In summary, the present study strongly suggests that multiple mechanisms may be responsible for the cardioprotective effect of Withania somnifera. It produced myocardial adaptive changes (augmentation of endogenous antioxidants) on chronic administration. In addition, it restored the antioxidant status of the myocardium, subsequent to isoprenaline-induced oxidative stress. These beneficial effects also translated into functional recovery of the myocardium as evidenced by favourable modulation of haemodynamic variables. Histopathological assessment further confirmed the protective effect of Withania somnifera on the myocardium. Furthermore, the results of this study on the whole, demonstrate that although cardioprotective effect was also provided by Withania somnifera (25 and 100 mg/kg), maximum protective effects was observed by pre and co-treatment with Withania somnifera at 50 mg/kg. Withania somnifera (50 mg/kg) dose was found to be the most effective in functional recovery of the heart and favourable restoration of biochemical and histopathological alterations.

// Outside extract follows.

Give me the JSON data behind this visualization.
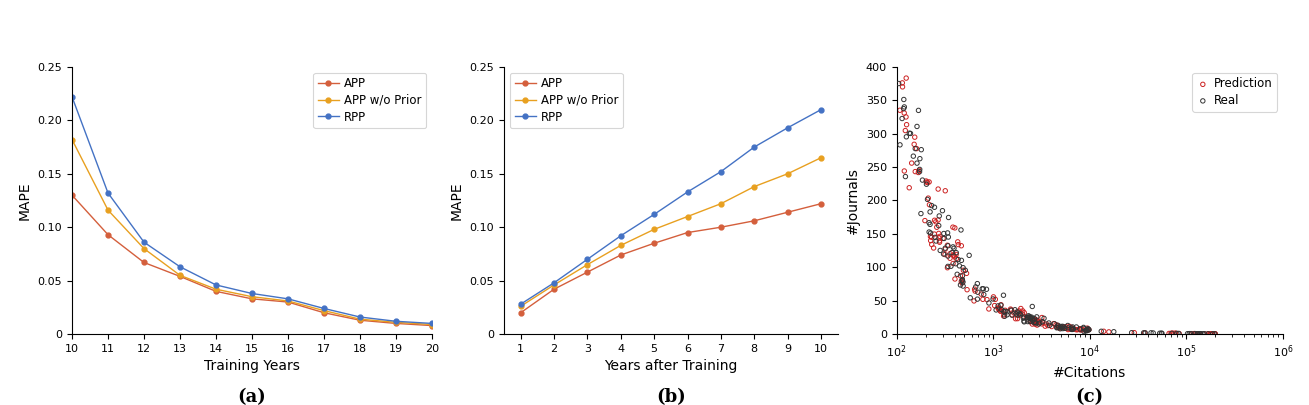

Clinical studies have demonstrated the efficacy of Ashwagandha in the treatment of osteoarthritis and hypercholesterolemia (Kulkarni et al. 1991; Andallu & Radhika 2000). The present study provides scientific basis for the cardioprotective potential of Ashwagandha validating its usage in Ayurveda. Considering its safety, efficacy and traditional acceptability, clinical trials should be conducted to support its therapeutic use in ischaemic heart diseases.
The authors gratefully acknowledge the gift of Withania somnifera from Dabur Research Foundation, India. The authors also thank Mr. B.M. Sharma for his valuable technical assistance.